En este sentido, lo que deben tener en cuenta EE. UU. y Corea del Sur es que no es el momento adecuado para activar sus canales secundarios para restablecer las conversaciones con Corea del Norte y buscar una distensión. Pyongyang no está lista para regresar a las negociaciones. Sin embargo, el presidente de EE. UU., Joe Biden, debe reevaluar la política de paciencia estratégica de su administración, ya que solo esperar a que Pyongyang regrese a las conversaciones diplomáticas corre el riesgo de que Corea del Norte finalmente alcance un nivel intocable de capacidad nuclear.

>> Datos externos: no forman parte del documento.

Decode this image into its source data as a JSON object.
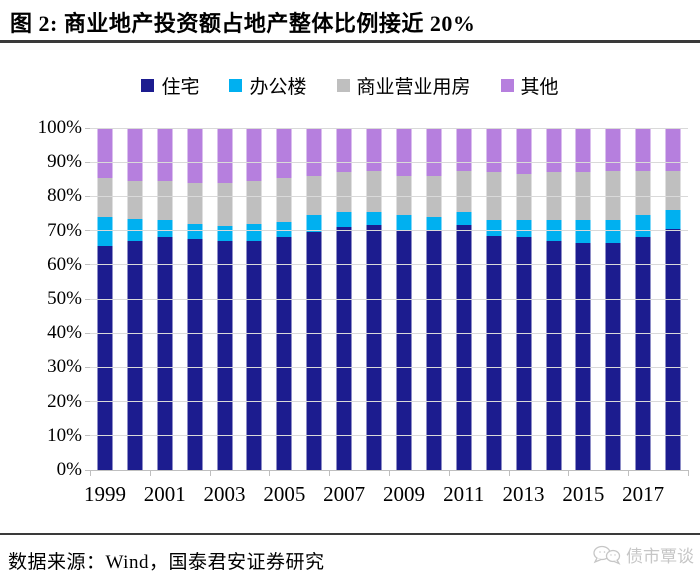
{
  "header": {
    "title": "图 2:  商业地产投资额占地产整体比例接近 20%"
  },
  "footer": {
    "source": "数据来源：Wind，国泰君安证券研究",
    "watermark": "债市覃谈"
  },
  "colors": {
    "gridline": "#d9d9d9",
    "axis": "#bfbfbf",
    "rule": "#3a3a3a",
    "watermark": "#c6c6c6"
  },
  "chart_data": {
    "type": "bar",
    "stacked": true,
    "stacked_total": 100,
    "title": "商业地产投资额占地产整体比例接近 20%",
    "xlabel": "",
    "ylabel": "",
    "ylim": [
      0,
      100
    ],
    "grid": true,
    "legend_position": "top",
    "x": [
      1999,
      2000,
      2001,
      2002,
      2003,
      2004,
      2005,
      2006,
      2007,
      2008,
      2009,
      2010,
      2011,
      2012,
      2013,
      2014,
      2015,
      2016,
      2017,
      2018
    ],
    "xticks": [
      "1999",
      "2001",
      "2003",
      "2005",
      "2007",
      "2009",
      "2011",
      "2013",
      "2015",
      "2017"
    ],
    "yticks": [
      "0%",
      "10%",
      "20%",
      "30%",
      "40%",
      "50%",
      "60%",
      "70%",
      "80%",
      "90%",
      "100%"
    ],
    "series": [
      {
        "key": "residential",
        "name": "住宅",
        "color": "#1c1c8f",
        "values": [
          65.5,
          67,
          68,
          67.5,
          67,
          67,
          68,
          69.5,
          71,
          71.5,
          70,
          70,
          71.5,
          68.5,
          68,
          67,
          66.5,
          66.5,
          68,
          70.5
        ]
      },
      {
        "key": "office-building",
        "name": "办公楼",
        "color": "#00b0f0",
        "values": [
          8.5,
          6.5,
          5,
          4.5,
          4.5,
          5,
          4.5,
          5,
          4.5,
          4,
          4.5,
          4,
          4,
          4.5,
          5,
          6,
          6.5,
          6.5,
          6.5,
          5.5
        ]
      },
      {
        "key": "commercial-business-housing",
        "name": "商业营业用房",
        "color": "#bfbfbf",
        "values": [
          11.5,
          11,
          11.5,
          12,
          12.5,
          12.5,
          13,
          11.5,
          11.5,
          12,
          11.5,
          12,
          12,
          14,
          13.5,
          14,
          14,
          14.5,
          13,
          11.5
        ]
      },
      {
        "key": "other",
        "name": "其他",
        "color": "#b67fde",
        "values": [
          14.5,
          15.5,
          15.5,
          16,
          16,
          15.5,
          14.5,
          14,
          13,
          12.5,
          14,
          14,
          12.5,
          13,
          13.5,
          13,
          13,
          12.5,
          12.5,
          12.5
        ]
      }
    ]
  }
}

Además, Corea del Sur también reforzará su capacidad militar para hacer frente a las amenazas nucleares de Corea del Norte, en particular porque el candidato presidencial conservador, Yoon, ha reclamado el derecho de realizar un ataque preventivo contra el Norte. En consecuencia, la situación tal como está podría llevar a la carrera armamentista existente en la península de Corea a un peligroso final.

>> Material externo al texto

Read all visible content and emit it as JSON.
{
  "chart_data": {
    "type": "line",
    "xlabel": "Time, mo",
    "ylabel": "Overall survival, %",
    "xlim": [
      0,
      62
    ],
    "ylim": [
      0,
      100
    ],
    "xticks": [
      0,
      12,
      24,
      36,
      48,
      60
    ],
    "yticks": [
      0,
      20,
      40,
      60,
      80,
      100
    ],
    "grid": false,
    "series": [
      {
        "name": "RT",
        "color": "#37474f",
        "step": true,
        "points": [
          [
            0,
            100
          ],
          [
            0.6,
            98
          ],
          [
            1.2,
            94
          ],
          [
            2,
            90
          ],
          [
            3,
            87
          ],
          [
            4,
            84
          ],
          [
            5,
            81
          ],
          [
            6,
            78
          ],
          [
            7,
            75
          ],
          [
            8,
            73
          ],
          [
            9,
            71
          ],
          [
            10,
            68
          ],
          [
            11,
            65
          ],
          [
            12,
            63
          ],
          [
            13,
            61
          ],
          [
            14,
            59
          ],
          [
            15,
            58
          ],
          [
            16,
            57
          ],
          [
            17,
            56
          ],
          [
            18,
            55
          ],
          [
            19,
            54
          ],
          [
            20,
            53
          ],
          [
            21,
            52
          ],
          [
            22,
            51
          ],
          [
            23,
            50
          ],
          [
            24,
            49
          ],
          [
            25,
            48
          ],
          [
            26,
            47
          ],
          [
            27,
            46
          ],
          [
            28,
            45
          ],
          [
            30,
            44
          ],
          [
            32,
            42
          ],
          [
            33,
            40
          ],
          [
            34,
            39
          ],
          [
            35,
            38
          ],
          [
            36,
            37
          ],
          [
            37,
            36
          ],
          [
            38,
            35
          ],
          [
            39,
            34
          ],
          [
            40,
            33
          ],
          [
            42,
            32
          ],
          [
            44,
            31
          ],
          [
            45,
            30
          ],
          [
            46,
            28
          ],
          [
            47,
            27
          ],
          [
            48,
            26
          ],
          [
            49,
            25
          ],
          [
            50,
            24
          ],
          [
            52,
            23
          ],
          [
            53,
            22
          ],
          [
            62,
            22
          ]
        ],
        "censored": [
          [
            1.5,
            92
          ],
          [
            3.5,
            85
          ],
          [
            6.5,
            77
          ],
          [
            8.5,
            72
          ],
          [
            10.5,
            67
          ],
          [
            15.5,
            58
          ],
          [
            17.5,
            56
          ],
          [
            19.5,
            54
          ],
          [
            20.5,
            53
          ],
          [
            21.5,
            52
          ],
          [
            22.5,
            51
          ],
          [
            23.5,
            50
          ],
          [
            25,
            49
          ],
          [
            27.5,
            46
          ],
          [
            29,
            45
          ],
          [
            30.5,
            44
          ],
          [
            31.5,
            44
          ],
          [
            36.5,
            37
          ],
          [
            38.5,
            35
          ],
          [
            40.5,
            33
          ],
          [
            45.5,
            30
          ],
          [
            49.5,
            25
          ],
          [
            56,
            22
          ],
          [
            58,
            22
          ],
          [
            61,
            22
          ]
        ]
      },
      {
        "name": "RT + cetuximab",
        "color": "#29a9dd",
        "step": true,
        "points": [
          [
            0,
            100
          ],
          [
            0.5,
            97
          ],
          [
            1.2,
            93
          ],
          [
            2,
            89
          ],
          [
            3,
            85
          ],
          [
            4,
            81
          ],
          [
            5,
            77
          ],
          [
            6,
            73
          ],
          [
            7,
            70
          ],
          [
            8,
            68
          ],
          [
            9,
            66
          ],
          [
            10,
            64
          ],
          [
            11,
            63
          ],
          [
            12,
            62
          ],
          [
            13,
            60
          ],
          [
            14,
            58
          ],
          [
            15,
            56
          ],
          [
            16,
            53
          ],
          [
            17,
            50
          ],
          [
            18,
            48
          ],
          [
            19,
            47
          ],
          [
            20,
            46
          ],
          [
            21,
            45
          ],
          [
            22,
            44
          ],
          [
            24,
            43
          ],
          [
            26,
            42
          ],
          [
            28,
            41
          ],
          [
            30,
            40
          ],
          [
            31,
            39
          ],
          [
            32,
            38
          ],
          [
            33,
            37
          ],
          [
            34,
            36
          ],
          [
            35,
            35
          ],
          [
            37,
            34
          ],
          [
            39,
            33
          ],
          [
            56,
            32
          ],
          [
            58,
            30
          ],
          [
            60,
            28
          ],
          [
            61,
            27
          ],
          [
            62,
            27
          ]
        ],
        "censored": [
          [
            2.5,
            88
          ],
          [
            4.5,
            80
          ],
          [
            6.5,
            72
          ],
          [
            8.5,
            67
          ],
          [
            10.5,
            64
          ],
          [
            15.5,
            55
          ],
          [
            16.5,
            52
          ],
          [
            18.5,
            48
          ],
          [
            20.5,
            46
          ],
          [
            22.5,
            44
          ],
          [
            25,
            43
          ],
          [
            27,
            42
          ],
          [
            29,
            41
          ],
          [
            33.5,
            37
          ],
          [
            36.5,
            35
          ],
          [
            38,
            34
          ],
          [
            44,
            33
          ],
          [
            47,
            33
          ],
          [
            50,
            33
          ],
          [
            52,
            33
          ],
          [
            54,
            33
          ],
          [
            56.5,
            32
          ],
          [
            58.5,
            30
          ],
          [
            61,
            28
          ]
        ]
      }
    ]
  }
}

La administración Biden ha presentado una política nuclear actualizada que reducirá la importancia de las armas nucleares dentro de la estrategia de seguridad nacional de Washington. En noviembre de 2021, Biden y Xi Jinping acordaron durante su cumbre virtual lanzar una serie de conversaciones de alto nivel sobre control de armas. Esto demuestra que la presidencia de Biden se está volviendo cada vez más consciente del valor de los acuerdos de control de armas para restringir la competencia mundial de armas nucleares. Biden y Kim también podrían estar interesados ​​en el establecimiento de un marco de control de armas en la península de Corea, un punto de entrada atractivo para futuras negociaciones, que puede ser la base básica del proceso de desnuclearización a largo plazo en la península de Corea. A largo plazo, Washington podría beneficiarse mucho de dicho marco. Las medidas multilaterales de control de armas nucleares podrían resultar una herramienta útil para reducir la carrera armamentista entre los actores regionales, a saber, Corea del Norte, China, Corea del Sur y Japón, y controlar la proliferación de armas nucleares mediante la reducción de capacidades y activos en la región.